What We Can Do About School Choice’s Supply-Side Problem

If you build it, they will come.

A memorable line, a memorable scene.

But what happens if you know they’ll come, and you just can’t get it built in a timely fashion?

In one of our recent reports, The Private School Landscape, we tested the theory that educational choice programs that increase access to private schools will, in turn, increase both the number of students in those schools and the number of seats available overall.

Our theory was wrong.

Or at least it hasn’t taken hold yet in the way Milton Friedman predicted it would back in 1955 when he first laid out the merits of school choice.

Why haven’t we seen noticeable growth in private school populations and capacity? There are a number of possibilities, including limitations on the number and type of students participating; less funding for private school choice students than public school students; and unreliable funding from year to year.
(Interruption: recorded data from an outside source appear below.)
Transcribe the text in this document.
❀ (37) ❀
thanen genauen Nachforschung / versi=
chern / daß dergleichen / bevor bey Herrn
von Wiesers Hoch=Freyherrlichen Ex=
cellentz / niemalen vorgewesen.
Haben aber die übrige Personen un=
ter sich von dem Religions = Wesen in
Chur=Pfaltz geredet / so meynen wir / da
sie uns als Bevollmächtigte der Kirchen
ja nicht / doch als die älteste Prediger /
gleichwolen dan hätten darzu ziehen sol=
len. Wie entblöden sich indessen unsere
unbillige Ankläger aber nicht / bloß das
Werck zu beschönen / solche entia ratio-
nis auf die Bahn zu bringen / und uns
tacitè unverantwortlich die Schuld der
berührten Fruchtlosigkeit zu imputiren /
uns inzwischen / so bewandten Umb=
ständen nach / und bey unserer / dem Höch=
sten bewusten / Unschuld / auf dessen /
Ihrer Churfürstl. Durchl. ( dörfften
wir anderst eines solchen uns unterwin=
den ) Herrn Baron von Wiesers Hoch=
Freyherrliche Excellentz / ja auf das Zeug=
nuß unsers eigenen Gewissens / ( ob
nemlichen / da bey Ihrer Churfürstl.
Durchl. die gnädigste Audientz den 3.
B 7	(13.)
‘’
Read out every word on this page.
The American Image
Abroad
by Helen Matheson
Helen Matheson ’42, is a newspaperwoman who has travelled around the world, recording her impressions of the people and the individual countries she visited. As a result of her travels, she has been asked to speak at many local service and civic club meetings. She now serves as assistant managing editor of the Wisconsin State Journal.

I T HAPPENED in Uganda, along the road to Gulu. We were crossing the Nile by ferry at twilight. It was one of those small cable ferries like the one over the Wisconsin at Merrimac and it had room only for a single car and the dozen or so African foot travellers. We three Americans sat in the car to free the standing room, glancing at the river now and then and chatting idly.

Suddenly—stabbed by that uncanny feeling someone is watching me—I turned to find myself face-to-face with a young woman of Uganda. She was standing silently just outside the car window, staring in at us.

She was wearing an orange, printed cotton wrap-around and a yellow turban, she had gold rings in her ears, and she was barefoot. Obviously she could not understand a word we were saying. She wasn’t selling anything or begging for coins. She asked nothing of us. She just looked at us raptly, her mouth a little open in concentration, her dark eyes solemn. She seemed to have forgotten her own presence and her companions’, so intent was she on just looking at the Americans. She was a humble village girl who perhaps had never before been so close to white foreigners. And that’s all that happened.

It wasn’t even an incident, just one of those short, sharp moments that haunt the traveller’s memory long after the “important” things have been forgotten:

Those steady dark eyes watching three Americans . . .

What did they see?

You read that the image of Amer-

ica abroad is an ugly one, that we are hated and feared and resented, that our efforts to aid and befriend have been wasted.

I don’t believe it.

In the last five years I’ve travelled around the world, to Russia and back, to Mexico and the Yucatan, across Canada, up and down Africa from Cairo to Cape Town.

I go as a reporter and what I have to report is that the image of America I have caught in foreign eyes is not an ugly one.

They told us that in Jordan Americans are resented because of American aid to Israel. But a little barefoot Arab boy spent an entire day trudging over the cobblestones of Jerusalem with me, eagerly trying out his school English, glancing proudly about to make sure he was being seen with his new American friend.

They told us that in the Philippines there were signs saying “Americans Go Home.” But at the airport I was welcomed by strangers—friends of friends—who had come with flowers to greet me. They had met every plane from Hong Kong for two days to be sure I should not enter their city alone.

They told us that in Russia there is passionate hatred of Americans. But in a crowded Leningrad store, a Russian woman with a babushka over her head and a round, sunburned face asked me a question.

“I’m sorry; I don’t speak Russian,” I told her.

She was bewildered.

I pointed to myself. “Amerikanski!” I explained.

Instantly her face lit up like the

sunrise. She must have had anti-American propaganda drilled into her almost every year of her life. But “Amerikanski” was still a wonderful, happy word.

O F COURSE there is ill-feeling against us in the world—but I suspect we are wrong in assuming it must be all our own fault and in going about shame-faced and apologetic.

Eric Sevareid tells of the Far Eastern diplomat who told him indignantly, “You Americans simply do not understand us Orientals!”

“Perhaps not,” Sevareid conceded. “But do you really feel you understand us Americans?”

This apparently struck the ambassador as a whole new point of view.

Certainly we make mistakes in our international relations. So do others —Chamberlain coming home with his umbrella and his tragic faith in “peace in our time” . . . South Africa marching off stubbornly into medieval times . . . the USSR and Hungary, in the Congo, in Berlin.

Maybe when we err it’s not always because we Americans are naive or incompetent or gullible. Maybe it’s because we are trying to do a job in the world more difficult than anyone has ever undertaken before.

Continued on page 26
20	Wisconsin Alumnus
Let’s also remember that public schools have a built-in population pipeline that’s projected to grow by 3 percent by 2025. In places where choice is limited by income, access or the number of private schools, the public school becomes the default option for most families.

Another reason for slow growth may be the inability for private schools to expand quickly because they lack access to the low- or no-interest capital that’s available to traditional public and charter schools for infrastructure needs.

As Director of Education Policy at the Show-Me Institute and former American Enterprise Institute Scholar Dr. Mike McShane noted in his 2015 report, Funding Growth, Expanding Opportunity, “Because private schools in the vast majority of instances will never be able to access public dollars, venture finance is not in a great position to solve some ongoing needs. Private schools have generally looked to more traditional avenues of philanthropic support when they have needed a new building or wanted to start fresh.”

 

In other words, school choice programs have begun to level the playing field for students, but private schools are still behind the curve when it comes to the way they have to build new schools or expand existing facilities to educate additional students. Meanwhile, their counterparts in the public and charter sectors have access to municipal bonds, low-interest loans and venture capital.

You might ask why we would want to grow the supply of private school seats in America when it seems like there already are so many options available. Three reasons:

  1. There’s a tremendous imbalance between the percentage of people who would prefer a private school education and the number of students who actually are accessing a private school education.
  2. Once families have access to a private school, they are overwhelmingly satisfied with their choice and their experience there.
  3. There’s an enormous and ever-growing body of evidence showing that private school educational choice programs improve academic outcomes for students and schools, save taxpayers money, reduce segregation and improves students’ civic values.

If you prefer to focus instead on the economic arguments behind educational choice, a fourth and highly compelling reason—the driving force behind Dr. Friedman’s school choice vision—is that a diversity of school types within a competitive environment will help all families find the best option for their students.

But as our study showed, the private school landscape has a supply-side problem.

As we noted above, capital funding is just one possible component of that slow growth; private schools have many other reasons—inconsistent per-pupil funding, burdensome regulations, mandatory testing—not to take part in educational choice programs.

Still, it’s clear the playing field is not level when a public school district can ask the voters to remedy a longstanding deficit via public referendum despite decades of declining student enrollment, but a private school must spend years raising money—even if there’s an immediate demand for more seats.

An interesting side note: There are those who oppose educational choice on the grounds that many of the private schools that receive vouchers or tax-credit scholarships are religiously affiliated. A recent study out of Milwaukee found that vouchers have, indeed, been a strong source of revenue for Catholic schools in that city, though the funding has had limited effect on the churches with which those schools are affiliated.

Knowing that demand for non-public education is high, perhaps those who wish to see more secular private schools would support making it easier for them to start up or expand by increasing access to low-cost loans instead of forcing them to engage in years-long capital campaigns before they can even break ground.

Of course, there’s an argument to be made that all types of schools should consider new solutions to their real estate needs, pushing beyond the typical bricks-and-mortar ownership model. Online schooling requires very little square footage, and charter schools have long been pushing the envelope when it comes to facility reuse, leasing space or putting schools in non-traditional settings.

In other words, we may not have to build it for them to come, but overall, we need to pay closer attention to what families want versus what’s currently available to them.

If we know that parents would overwhelmingly choose private schools if they could, it follows logically that we should make it easier, not harder, for those schools to start up or expand to meet that demand. That includes avoiding burdensome regulations and providing a steady stream of funding for educational choice programs. It should also include making sure those schools have access to capital that would help them serve more students.